Abstract
Most computational sign language research focuses on the recognition and translation
of sign languages to spoken languages. Although useful, this technology is more
applicable to a hearing person understanding a Deaf person, and often not that helpful
for the Deaf community. The opposite task of Sign Language Production (SLP), the
translation of spoken language sentences into sign language videos, is far more relevant
to the Deaf and could significantly increase the availability of sign language content.
Traditional SLP research focused on avatar-based techniques that generated cartoon and
robotic sign outputs, with a reliance on simple phrase lookup and expensive MoCap
technology. Recently, there has been an increase in deep learning approaches to SLP.
However, these works often focus on the production of isolated signs without realistic
transitions and a skeleton pose representation, resulting in robotic and non-realistic
animations that are poorly received by the Deaf.
In this thesis, we improve the capability of SLP technology, focusing on the production
of photo-realistic continuous sign language videos direct from spoken language text.
We first present a baseline approach using concatenated isolated signs, and propose a
novel ’back translation’ evaluation metric used for the rest of the thesis.
In our first contribution chapter, we present the first continuous SLP model to translate
from spoken language sentences to continuous sign language sequences in an end-to-end
manner. We introduce a Progressive Transformer architecture that uses an alternative
formulation of transformer decoding for continuous sequences. We propose both
adversarial training and Mixture Density Network (MDN) modelling to tackle
underarticulated outputs, and show improved model performance through both quantitative
back translation results and qualitative Deaf user studies.
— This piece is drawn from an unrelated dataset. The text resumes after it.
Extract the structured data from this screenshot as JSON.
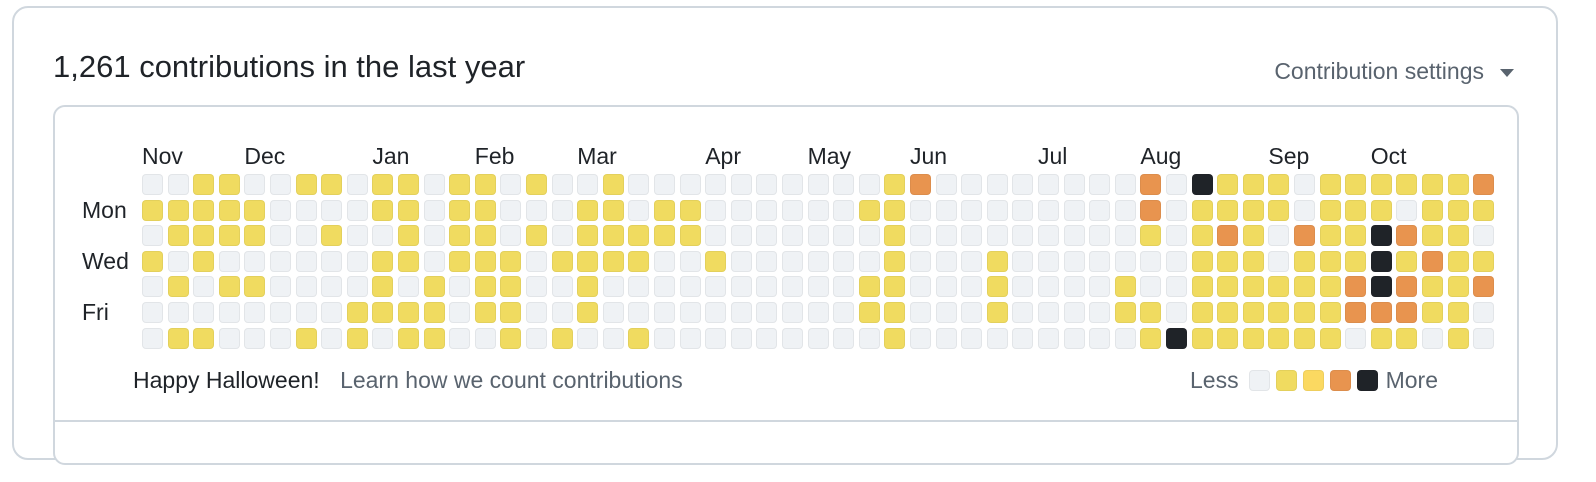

Building on the feedback to our continuous SLP approach, we next attempt to combine
the benefits of both continuous and isolated production. In our second contribution, we
separate the SLP task into two distinct but jointly-trained sub-tasks of translation and
animation, with an intermediary gloss supervision. We propose a Mixture of Motion
Primitives (MOMP) architecture that learns to combine specialised skeleton motion
primitives to produce novel sequences and reduces the adverse effect of ’regression to
the mean’.
Although considerable progress towards continuous SLP was made in earlier
contributions, Deaf feedback shows the produced sequences still under-articulate hand
motion compared to baseline isolated methods. Our third contribution proposes a learnt
co-articulation between isolated signs to better reflect continuous signing whilst still
maintaining the inherent understandable nature seen in dictionary signs. We propose a
novel Frame Selection Network to learn the optimal subset of frames that best maps to
a continuous signing sequence. We conduct extensive deaf user evaluation to show that
this approach improves the natural signing motion of concatenated isolated sequences
and is overwhelmingly preferred to both previous contributions and baseline models.
Previous contributions use an output skeleton pose representation, which has been
shown to be a major factor in the lack of comprehension. In our final contribution,
we introduce SIGNGAN, the first SLP model to produce photo-realistic sign language
videos to a level understandable by native Deaf signers. We use skeleton pose sequences
to condition a video-to-video synthesis model with a novel keypoint-based loss to
improve hand synthesis quality and a style conditioning to generate novel human
appearances. Finally, we conduct a Deaf user evaluation to show that SIGNGAN
photo-realistic outputs are more understandable than skeleton pose sequences.
Given the contributions above, this thesis proposes an end-to-end pipeline to produce
photo-realistic sign language sequences from spoken language sentences. As we have
shown a potential pipeline to produce large-scale unconstrained translation, we suggest
future work focuses on the currently under-developed Text to Gloss translation step
alongside an automated collection of the large-scale datasets this task requires.